Skip empty buckets. There is no need to downsample empty buckets, or with a 1x1 box filter.

Extend to non-NVIDIA GPUs. The current code only works on NV30-class hardware due to the use of NVIDIA-specific vertex and fragment program code and certain extensions including occlusion query and texture rectangles. Switch this platform- dependent code over to OpenGL ARB extensions.

Gpu Library

The Gpu library is a C++ wrapper around high-level OpenGL graphics functions. It is designed to make it easy to create on- or off-screen buffers for doing computational work with the GPU. It provides a stateful environment that is designed to facilitate debugging complex GPGPU applications. It works under both Windows and Linux to provide a platform-independent GPU API.

Texture objects make it easy to define and use textures from CPU-side data and directly from framebuffers. Since render-to-texture is not supported under Linux currently, the Gpu library only supports copy-fb-to-texture. All textures are treated as single-level, rectangular textures with no support for mip-mapping.

For more details, please see the gpu.h header file.

Simplest way to draw a 2D rectangle:

    GpuPBuffer pbuffer (256, 256);
    GpuCanvas canvas (pbuffer);
    GpuDrawmode drawmode ();
    GpuPrimitive rect (xmin, xmax, ymin, ymax);
    rect.render (drawmode, canvas);

Create a 2x2 texture and bind it to texture unit 0:

    GpuTexture texture ("my texture");
    Vector3 color[4] = {{1,0,0}, {0,1,0}, {0,0,1}, {1,1,1}};
    texture.load (&color, 2, 2);
    drawmode.texture (0, &texture);

Make the drawmode 3D drawing mode and create and draw a quadmesh:

    Matrix4 c2s = Matrix4::PerspectiveMatrix (45, 1, 0.01, 10000);
    drawmode.view (&c2s, 256, 256);
    Vector3 P[4] = {{0,0,0}, {1,0,0}, {1,1,0}, {0,1,0}};
    GpuQuadmesh quadmesh (2, 2, P)
    Vector3 texcoord[4] = {{1,0,0}, {0,1,0}, {0,0,1}, {1,1,1}};
    quadmesh.texcoord (0, texcoord);
    quadmesh.render (drawmode, canvas);

Creating and using a fragment program with a constant parameter:

    const char *fp10 = "!!FP1.0\nMOVR o[COLR], p[0];\nEND\n";
    GpuFragmentProgram fp ("red", fp10);
    fp.parameter (0, Vector4(1,0,0,0));
    drawmode.fragment_program (&fp);

An example of how to do an occlusion query with multiple draw statements:

    GpuOcclusionQuery oq ("depth peel");
    canvas.begin_occlusion_query (oq);
    quadmesh.render (drawmode, canvas);
    ...
    quadmesh.render (drawmode, canvas);
    canvas.end_occlusion_query (oq);
    ... < do something to hide latency > ...
    printf ("occlusion query had %d visible fragments\n", oq.count());

An example of how copy-from-fb-to-texture works:

    GpuTexture fromfb ("rendered texture");
    fromfb.load (canvas, 0, 0, 256, 256);
    drawmode.texture (0, &fromfb);

Utility Library

The utility library contains a number of useful classes:

vecmat.h a basic set of 3- and 4-tuple vector and 4x4 matrix, and 3D bounding box CPU functions. The structures in the library are guaranteed to be the same as an array of floats. Basic vector and matrix operations are overloaded and a handful of useful utility functions are provided.

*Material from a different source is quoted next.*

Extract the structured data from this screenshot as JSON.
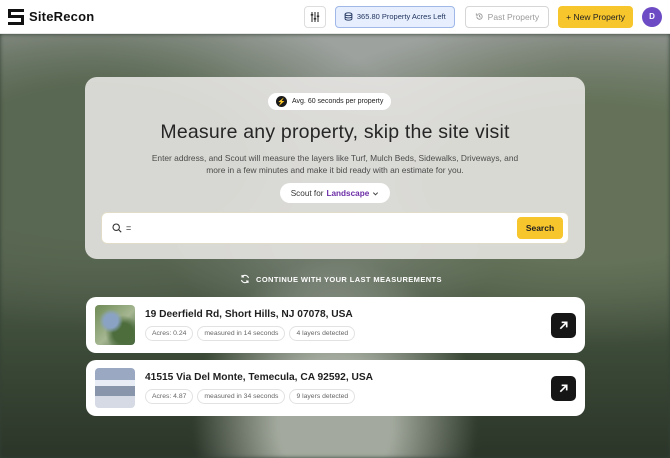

color.h Common color space operations similar to the Vector3 class.

filter.h A set of common 2D filters including box, triangle, gaussian, catmull-rom, blackman-harris, sinc, mitchell, disk

peakcounter.h A simple class to help track resource usage

argparse.h Parses standard command line arguments using strings similar to printf. Based on Paul Heckbert's command line parsing utilities.

ppm.h A basic implementation of PPM image file output.

dassert.h Simple assert-like wrapper that can be used in either release or debug builds

gelendian.h Utilities for handling endian-ness

Last modified: Tue Dec 28 09:14:24 Pacific Standard Time 2004

`tx, ty`	Tile Size in final image pixels
`ssx, ssy`	Supersamples per final pixel
`fx, fy`	Filter radius in final image pixels

`txssx, tyssy`	Tile rendering buffer
`tx+2fx, ssy(ty+2*fx)`	Downsample intermediate buffer
`resx, resy`	Accumulate (when rendering to window)
`resx, ty+2*fx`	Accumulate (when rendering to a file)

`GpuDownsample`	Constructor, no required arguments
`~GpuDownsample`	Destructor, frees any allocated resources
`GpuDownsample::tile`	Downsamples a tile stored in the passed-in texture with the specified dimensions and filter and returns the result in a GpuTexture reference.

`GpuAccumulate`	Constructor, no required arguments
`~GpuAccumulate`	Destructor, frees any allocated resources
`GpuAccumulate::begin_strip`	Call when computing the image in strips before beginning a new strip of tiles. Note that it is assumed that strips are computed starting at the origin and moving up to the height of the image.
`GpuAccumulate::begin_image`	Call when compute the image with a single accumulation buffer or rendering directly to a window. Since this allocates a larger buffer than when rendering in strips, this rendering mode may not work with large resolutions.
`GpuAccumulate::tile`	Pass in a downsampled, padded tile for accumulation
`GpuAccumulate::end`	Call after rendering a tile strip or the entire image to retrieve the accumulated texture buffer. When rendering to a window, this will also enable a simple event loop to repaint the window and wait for the Escape key.

`vecmat.h`	a basic set of 3- and 4-tuple vector and 4x4 matrix, and 3D bounding box CPU functions. The structures in the library are guaranteed to be the same as an array of floats. Basic vector and matrix operations are overloaded and a handful of useful utility functions are provided.
`color.h`	Common color space operations similar to the `Vector3` class.
`filter.h`	A set of common 2D filters including box, triangle, gaussian, catmull-rom, blackman-harris, sinc, mitchell, disk
`peakcounter.h`	A simple class to help track resource usage
`argparse.h`	Parses standard command line arguments using strings similar to printf. Based on Paul Heckbert's command line parsing utilities.
`ppm.h`	A basic implementation of PPM image file output.
`dassert.h`	Simple assert-like wrapper that can be used in either release or debug builds
`gelendian.h`	Utilities for handling endian-ness